Une commission de l'Académie des Sciences
sur l'enseignement de l'informatique
 

   L'Académie des Sciences est en train de mettre en place une commission sur l'enseignement de l'informatique, avec l'objectif de proposer une vision d'ensemble de cet enseignement, de la maternelle à l'université, à l'horizon 2020. Elle est coprésidée par les académiciens Gérard Berry et Maurice Nivat, Gilles Dowek en est le secrétaire [1]. Une première réunion a eu lieu le 6 janvier dernier.

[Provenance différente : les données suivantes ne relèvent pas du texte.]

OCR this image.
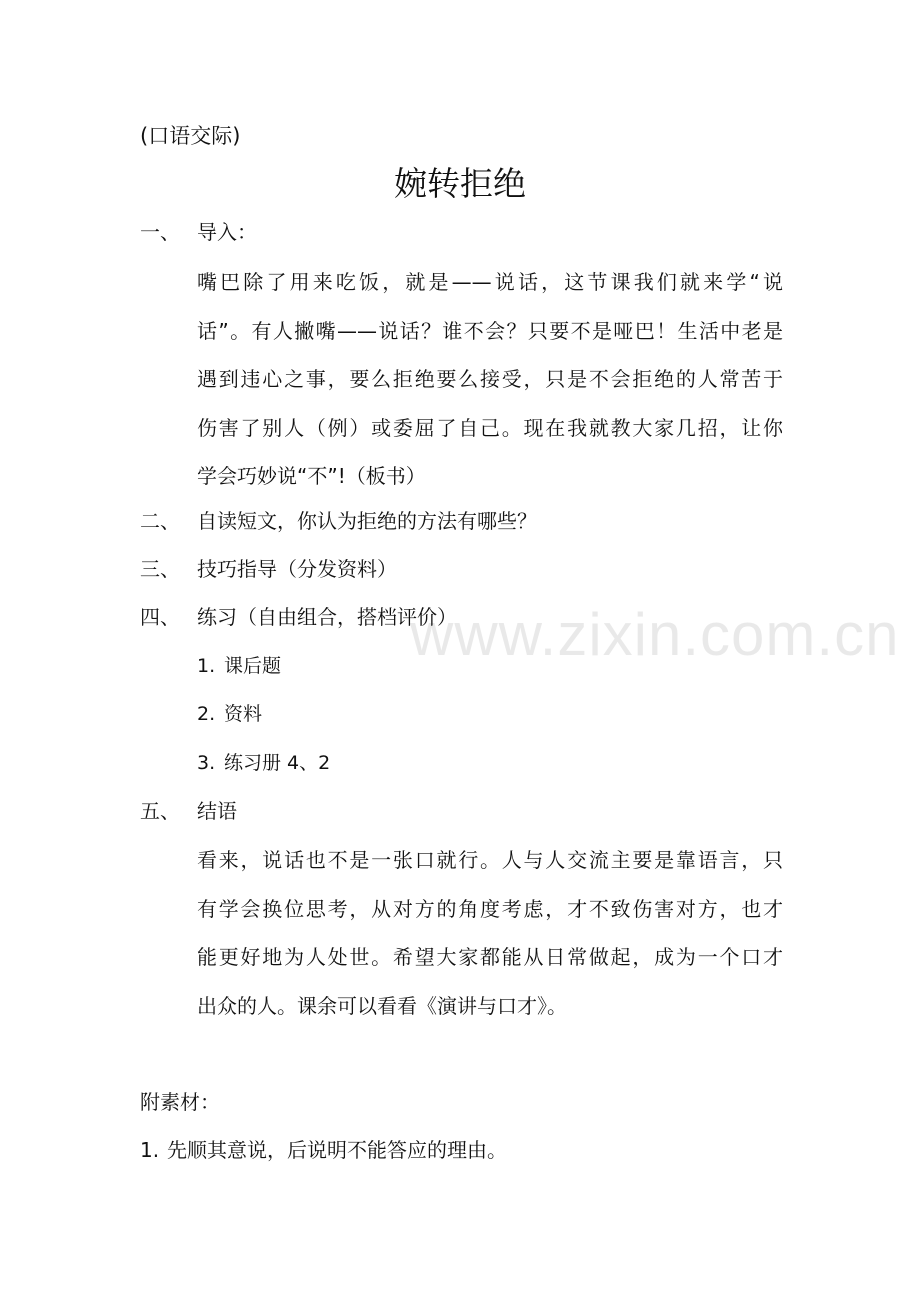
www.zixin.com.cn
(口语交际)
婉转拒绝
一、 导入：
嘴巴除了用来吃饭，就是——说话，这节课我们就来学“说
话”。有人撇嘴——说话？谁不会？只要不是哑巴！生活中老是
遇到违心之事，要么拒绝要么接受，只是不会拒绝的人常苦于
伤害了别人（例）或委屈了自己。现在我就教大家几招，让你
学会巧妙说“不”!（板书）
二、 自读短文，你认为拒绝的方法有哪些？
三、 技巧指导（分发资料）
四、 练习（自由组合，搭档评价）
1. 课后题
2. 资料
3. 练习册 4、2
五、 结语
看来，说话也不是一张口就行。人与人交流主要是靠语言，只
有学会换位思考，从对方的角度考虑，才不致伤害对方，也才
能更好地为人处世。希望大家都能从日常做起，成为一个口才
出众的人。课余可以看看《演讲与口才》。
附素材：
1. 先顺其意说，后说明不能答应的理由。
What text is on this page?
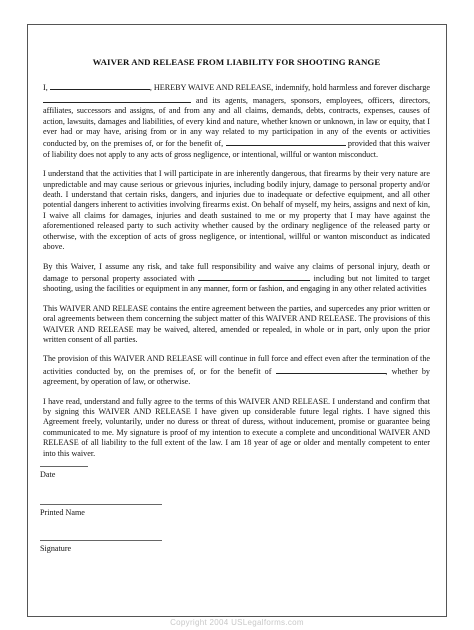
WAIVER AND RELEASE FROM LIABILITY FOR SHOOTING RANGE

I,	, HEREBY WAIVE AND RELEASE, indemnify, hold harmless and forever discharge  and its agents, managers, sponsors, employees, officers, directors, affiliates, successors and assigns, of and from any and all claims, demands, debts, contracts, expenses, causes of action, lawsuits, damages and liabilities, of every kind and nature, whether known or unknown, in law or equity, that I ever had or may have, arising from or in any way related to my participation in any of the events or activities conducted by, on the premises of, or for the benefit of,	provided that this waiver of liability does not apply to any acts of gross negligence, or intentional, willful or wanton misconduct.

I understand that the activities that I will participate in are inherently dangerous, that firearms by their very nature are unpredictable and may cause serious or grievous injuries, including bodily injury, damage to personal property and/or death. I understand that certain risks, dangers, and injuries due to inadequate or defective equipment, and all other potential dangers inherent to activities involving firearms exist. On behalf of myself, my heirs, assigns and next of kin, I waive all claims for damages, injuries and death sustained to me or my property that I may have against the aforementioned released party to such activity whether caused by the ordinary negligence of the released party or otherwise, with the exception of acts of gross negligence, or intentional, willful or wanton misconduct as indicated above.

By this Waiver, I assume any risk, and take full responsibility and waive any claims of personal injury, death or damage to personal property associated with	including but not limited to target shooting, using the facilities or equipment in any manner, form or fashion, and engaging in any other related activities

This WAIVER AND RELEASE contains the entire agreement between the parties, and supercedes any prior written or oral agreements between them concerning the subject matter of this WAIVER AND RELEASE. The provisions of this WAIVER AND RELEASE may be waived, altered, amended or repealed, in whole or in part, only upon the prior written consent of all parties.

The provision of this WAIVER AND RELEASE will continue in full force and effect even after the termination of the activities conducted by, on the premises of, or for the benefit of	, whether by agreement, by operation of law, or otherwise.

I have read, understand and fully agree to the terms of this WAIVER AND RELEASE. I understand and confirm that by signing this WAIVER AND RELEASE I have given up considerable future legal rights. I have signed this Agreement freely, voluntarily, under no duress or threat of duress, without inducement, promise or guarantee being communicated to me. My signature is proof of my intention to execute a complete and unconditional WAIVER AND RELEASE of all liability to the full extent of the law. I am 18 year of age or older and mentally competent to enter into this waiver.

Date
Printed Name
Signature
Copyright 2004 USLegalforms.com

   L'informatique est partout. Depuis une trentaine d'années, la synergie de la microélectronique, du logiciel et des réseaux de télécommunication a détrôné les techniques fondamentales du système productif, jusqu'alors celles de la mécanique, de la chimie et de l'énergie. Comme l'industrialisation n'a pas supprimé l'agriculture mais l'a industrialisée, l'informatisation ne supprime pas l'industrie mécanisée : elle l'informatise. Elle est la forme contemporaine de l'industrialisation [2]. L'informatique intervient dans l'économie de trois façons essentielles. Au niveau de la production de biens manufacturés ou agricoles par l'automatisation de plus en plus poussée des processus de production. Au niveau de la création de nouveaux produits ou de l'amélioration de produits anciens par l'introduction dans la plupart des objets ou machines vendus de puces qui assurent des fonctions de plus en plus nombreuses avec plus de précision et de fiabilité que ne pouvaient le faire l'utilisateur humain ou des mécanismes anciens. Au niveau de la gestion des entreprises comme des administrations où des « systèmes d'information », véritable coeur de l'entreprise, gèrent tous les flux d'information nécessaires à chaque acteur et permettent de savoir, donc de contrôler et rationaliser, tout ce qui s'y passe : ils sont l'outil stratégique par excellence sur lequel reposent toutes les décisions à prendre.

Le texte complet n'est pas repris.